Never tried to coddle the kids, that’s for sure. But she was a damn good teacher. Who could know that underneath that starched exterior was an artistic soul yearning to express itself through food?”
She turned in her chair and managed to catch Maria’s eye. As usual, Maria was front and center in her open kitchen, a huge area which had been expanded during the restaurant’s renovations a few years ago so guests could watch the food being prepped and cooked. Food prep was a major source of entertainment these days, and Maria, smart enough to sense the trend, had positioned her work area so she was the visible star of her own show.
“So what exactly are you worried about, Carol?” asked Mary Alice, returning to what was, I
felt, the main subject of our luncheon conversation.
“You all know how Jim’s hated his job at the agency ever since the new boss was brought in, right?” Jim was a senior account executive at Gibson Gillespie Public Relations Agency in New York City, an easy train ride from our home in Fairport, Connecticut. The agency founder had died last year and his widow, Cherie, who had inherited ownership of the agency along with everything else in the estate, had brought in a 36-year-old whiz kid, Mack Whitman, to run the operation.
“Every night Jim comes home with more complaints about Mack,” I continued. “How he conducts staff meetings and does yoga exercises at the same time. Or how he has no real vision for the agency. Jim says that all Mack’s doing is pumping up his personal expense account while the agency is floundering. I think what really scares him, though, is that everybody who’s been hired since Mack came on board is under thirty-five.

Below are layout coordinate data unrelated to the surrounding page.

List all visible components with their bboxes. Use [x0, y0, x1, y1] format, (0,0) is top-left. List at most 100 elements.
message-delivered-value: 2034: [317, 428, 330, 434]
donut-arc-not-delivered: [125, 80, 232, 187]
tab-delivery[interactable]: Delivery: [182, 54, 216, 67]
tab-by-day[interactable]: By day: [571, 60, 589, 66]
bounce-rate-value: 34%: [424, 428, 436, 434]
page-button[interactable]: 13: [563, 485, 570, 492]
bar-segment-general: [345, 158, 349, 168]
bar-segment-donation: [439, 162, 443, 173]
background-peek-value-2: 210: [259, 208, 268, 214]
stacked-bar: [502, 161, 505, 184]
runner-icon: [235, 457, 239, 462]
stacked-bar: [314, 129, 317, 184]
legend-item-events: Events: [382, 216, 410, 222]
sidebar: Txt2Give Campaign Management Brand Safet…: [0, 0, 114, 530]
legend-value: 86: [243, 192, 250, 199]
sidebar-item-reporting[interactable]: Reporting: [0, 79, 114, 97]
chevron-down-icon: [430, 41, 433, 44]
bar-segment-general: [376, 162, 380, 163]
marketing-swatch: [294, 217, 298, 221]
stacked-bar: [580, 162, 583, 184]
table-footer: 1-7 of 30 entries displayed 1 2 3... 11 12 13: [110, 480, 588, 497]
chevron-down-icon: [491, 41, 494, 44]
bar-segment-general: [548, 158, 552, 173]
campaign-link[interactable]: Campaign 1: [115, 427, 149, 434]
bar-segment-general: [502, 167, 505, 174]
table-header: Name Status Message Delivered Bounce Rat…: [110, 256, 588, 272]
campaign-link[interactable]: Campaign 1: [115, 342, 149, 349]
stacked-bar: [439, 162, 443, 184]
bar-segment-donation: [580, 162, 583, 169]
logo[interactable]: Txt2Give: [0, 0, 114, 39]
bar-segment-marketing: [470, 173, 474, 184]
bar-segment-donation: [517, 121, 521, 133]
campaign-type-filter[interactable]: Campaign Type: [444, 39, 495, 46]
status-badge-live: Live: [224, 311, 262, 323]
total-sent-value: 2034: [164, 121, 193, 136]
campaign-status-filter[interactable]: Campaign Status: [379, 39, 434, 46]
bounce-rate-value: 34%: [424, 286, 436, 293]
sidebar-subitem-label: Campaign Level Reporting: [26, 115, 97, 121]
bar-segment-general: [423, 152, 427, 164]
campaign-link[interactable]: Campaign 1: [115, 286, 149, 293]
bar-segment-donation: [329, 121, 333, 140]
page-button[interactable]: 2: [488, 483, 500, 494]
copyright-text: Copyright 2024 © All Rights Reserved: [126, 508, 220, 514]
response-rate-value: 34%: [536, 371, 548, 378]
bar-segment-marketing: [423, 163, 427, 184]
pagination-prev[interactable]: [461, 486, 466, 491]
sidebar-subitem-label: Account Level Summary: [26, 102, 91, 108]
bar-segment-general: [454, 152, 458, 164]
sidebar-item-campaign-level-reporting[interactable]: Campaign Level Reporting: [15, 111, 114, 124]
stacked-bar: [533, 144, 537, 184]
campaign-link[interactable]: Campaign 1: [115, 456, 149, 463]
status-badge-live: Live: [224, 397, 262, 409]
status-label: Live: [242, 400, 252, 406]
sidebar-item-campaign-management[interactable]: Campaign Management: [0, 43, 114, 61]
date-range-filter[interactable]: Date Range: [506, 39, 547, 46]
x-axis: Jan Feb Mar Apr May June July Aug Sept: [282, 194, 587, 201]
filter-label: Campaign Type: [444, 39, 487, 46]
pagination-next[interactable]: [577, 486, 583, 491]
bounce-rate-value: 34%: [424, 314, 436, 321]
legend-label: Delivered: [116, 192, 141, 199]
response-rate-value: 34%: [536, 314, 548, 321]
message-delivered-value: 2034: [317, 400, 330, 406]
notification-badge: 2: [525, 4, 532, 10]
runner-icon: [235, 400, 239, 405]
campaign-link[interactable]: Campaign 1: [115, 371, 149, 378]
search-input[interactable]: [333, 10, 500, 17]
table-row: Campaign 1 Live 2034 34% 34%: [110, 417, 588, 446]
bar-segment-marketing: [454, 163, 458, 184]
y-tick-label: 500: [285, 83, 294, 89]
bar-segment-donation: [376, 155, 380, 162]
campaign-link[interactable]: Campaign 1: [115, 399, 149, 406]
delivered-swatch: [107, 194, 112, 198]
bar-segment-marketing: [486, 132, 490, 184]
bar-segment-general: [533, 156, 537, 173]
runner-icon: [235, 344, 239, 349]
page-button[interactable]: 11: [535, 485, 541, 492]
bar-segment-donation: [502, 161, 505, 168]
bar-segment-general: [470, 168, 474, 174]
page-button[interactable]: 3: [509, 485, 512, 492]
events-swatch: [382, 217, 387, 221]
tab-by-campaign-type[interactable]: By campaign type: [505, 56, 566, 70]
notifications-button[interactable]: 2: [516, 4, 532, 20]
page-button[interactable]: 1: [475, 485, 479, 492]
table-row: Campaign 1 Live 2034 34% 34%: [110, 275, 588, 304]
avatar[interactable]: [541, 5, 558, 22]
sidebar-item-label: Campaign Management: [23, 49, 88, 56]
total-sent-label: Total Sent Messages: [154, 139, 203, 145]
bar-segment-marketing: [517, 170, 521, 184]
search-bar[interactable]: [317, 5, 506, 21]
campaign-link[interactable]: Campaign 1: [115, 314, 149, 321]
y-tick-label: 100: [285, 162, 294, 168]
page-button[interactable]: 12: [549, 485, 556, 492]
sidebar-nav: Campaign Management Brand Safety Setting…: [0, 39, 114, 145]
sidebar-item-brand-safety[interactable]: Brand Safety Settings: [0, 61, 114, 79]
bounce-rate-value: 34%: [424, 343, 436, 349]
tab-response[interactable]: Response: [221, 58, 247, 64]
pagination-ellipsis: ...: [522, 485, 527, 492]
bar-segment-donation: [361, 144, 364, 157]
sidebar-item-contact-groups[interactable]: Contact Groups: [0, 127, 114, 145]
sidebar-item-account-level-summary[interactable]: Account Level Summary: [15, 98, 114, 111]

Jim’s beginning to feel like an old man, and he talks about leaving his job all the time. But then I ask him what he’d do if he left, and he has no answer. You know that his whole life has been that job. He has no hobbies or interests at all. What’s he going to do if he retires, stay home all day and drive me crazy?”

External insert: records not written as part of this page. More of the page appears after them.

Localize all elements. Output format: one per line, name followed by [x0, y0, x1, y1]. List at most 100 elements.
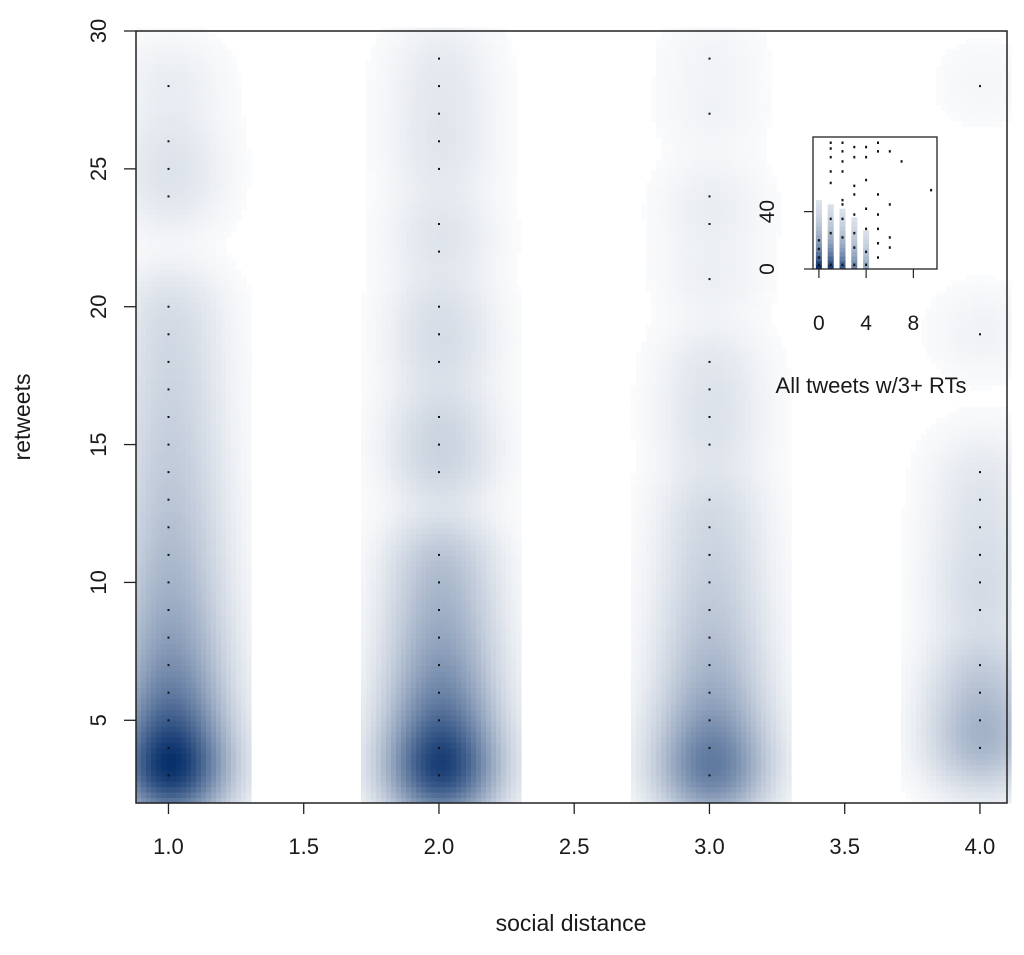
- heat-cell: [426, 632, 432, 639]
- heat-cell: [461, 555, 467, 562]
- heat-cell: [501, 726, 507, 733]
- heat-cell: [511, 797, 517, 804]
- heat-cell: [451, 786, 457, 793]
- heat-cell: [476, 588, 482, 595]
- heat-cell: [681, 649, 687, 656]
- heat-cell: [671, 737, 677, 744]
- heat-cell: [1001, 605, 1007, 612]
- heat-cell: [416, 687, 422, 694]
- heat-cell: [701, 649, 707, 656]
- heat-cell: [976, 605, 982, 612]
- heat-cell: [211, 726, 217, 733]
- heat-cell: [991, 632, 997, 639]
- heat-cell: [166, 797, 172, 804]
- heat-cell: [981, 555, 987, 562]
- heat-cell: [946, 748, 952, 755]
- heat-cell: [391, 781, 397, 788]
- heat-cell: [216, 704, 222, 711]
- heat-cell: [956, 726, 962, 733]
- heat-cell: [771, 704, 777, 711]
- heat-cell: [951, 671, 957, 678]
- heat-cell: [461, 709, 467, 716]
- heat-cell: [206, 654, 212, 661]
- heat-cell: [226, 610, 232, 617]
- heat-cell: [776, 693, 782, 700]
- heat-cell: [986, 599, 992, 606]
- heat-cell: [176, 660, 182, 667]
- heat-cell: [426, 676, 432, 683]
- heat-cell: [166, 566, 172, 573]
- heat-cell: [936, 715, 942, 722]
- heat-cell: [206, 753, 212, 760]
- heat-cell: [496, 627, 502, 634]
- heat-cell: [781, 594, 787, 601]
- heat-cell: [506, 737, 512, 744]
- heat-cell: [211, 737, 217, 744]
- heat-cell: [936, 709, 942, 716]
- heat-cell: [221, 748, 227, 755]
- heat-cell: [136, 715, 142, 722]
- heat-cell: [771, 781, 777, 788]
- heat-cell: [741, 709, 747, 716]
- heat-cell: [466, 720, 472, 727]
- heat-cell: [406, 770, 412, 777]
- heat-cell: [141, 665, 147, 672]
- heat-cell: [171, 792, 177, 799]
- heat-cell: [906, 610, 912, 617]
- heat-cell: [406, 627, 412, 634]
- heat-cell: [746, 649, 752, 656]
- heat-cell: [706, 671, 712, 678]
- heat-cell: [156, 797, 162, 804]
- heat-cell: [991, 693, 997, 700]
- heat-cell: [216, 643, 222, 650]
- heat-cell: [466, 599, 472, 606]
- heat-cell: [771, 792, 777, 799]
- heat-cell: [156, 775, 162, 782]
- heat-cell: [966, 786, 972, 793]
- heat-cell: [151, 577, 157, 584]
- heat-cell: [911, 555, 917, 562]
- heat-cell: [706, 621, 712, 628]
- heat-cell: [776, 572, 782, 579]
- heat-cell: [196, 781, 202, 788]
- heat-cell: [501, 671, 507, 678]
- heat-cell: [641, 583, 647, 590]
- heat-cell: [236, 726, 242, 733]
- heat-cell: [406, 676, 412, 683]
- heat-cell: [421, 572, 427, 579]
- heat-cell: [776, 599, 782, 606]
- heat-cell: [931, 660, 937, 667]
- heat-cell: [701, 731, 707, 738]
- heat-cell: [761, 621, 767, 628]
- heat-cell: [726, 698, 732, 705]
- heat-cell: [506, 715, 512, 722]
- heat-cell: [471, 643, 477, 650]
- heat-cell: [181, 616, 187, 623]
- heat-cell: [516, 583, 522, 590]
- heat-cell: [366, 671, 372, 678]
- heat-cell: [646, 555, 652, 562]
- heat-cell: [926, 577, 932, 584]
- heat-cell: [431, 671, 437, 678]
- heat-cell: [421, 770, 427, 777]
- heat-cell: [691, 654, 697, 661]
- heat-cell: [741, 775, 747, 782]
- heat-cell: [471, 682, 477, 689]
- heat-cell: [426, 709, 432, 716]
- heat-cell: [726, 797, 732, 804]
- heat-cell: [786, 654, 792, 661]
- heat-cell: [441, 764, 447, 771]
- heat-cell: [381, 627, 387, 634]
- heat-cell: [186, 632, 192, 639]
- heat-cell: [1006, 775, 1012, 782]
- heat-cell: [416, 566, 422, 573]
- heat-cell: [176, 583, 182, 590]
- heat-cell: [216, 715, 222, 722]
- heat-cell: [781, 627, 787, 634]
- heat-cell: [651, 610, 657, 617]
- heat-cell: [956, 797, 962, 804]
- heat-cell: [141, 610, 147, 617]
- heat-cell: [751, 649, 757, 656]
- heat-cell: [166, 572, 172, 579]
- heat-cell: [901, 577, 907, 584]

“Bingo,” said Nancy, aiming an imaginary gun at my head. “That’s the real problem. You’ve got this nice little life here in Fairport, with a home office setup you can use to do occasional freelance work. Your kids are grown and out of the house, and you have a few volunteer activities to make you feel worthwhile. You get to go out to lunch with friends, and go shopping whenever you feel like it. Between seven a.m. when Jim leaves for New York and seven p.m. when he comes home, you’re free as a bird to do whatever you want. Your only real responsibility is to be sure to let the dogs out a couple of times a day. You don’t want Jim underfoot rocking your boat.”
I sat back in my chair. I was stunned that Nancy could be so harsh.
“Did anybody read the Sunday Times Magazine last weekend?” asked Mary Alice. “It had a huge feature on retirement, because so many baby boomers are retiring now. There’s a whole new industry to deal with it.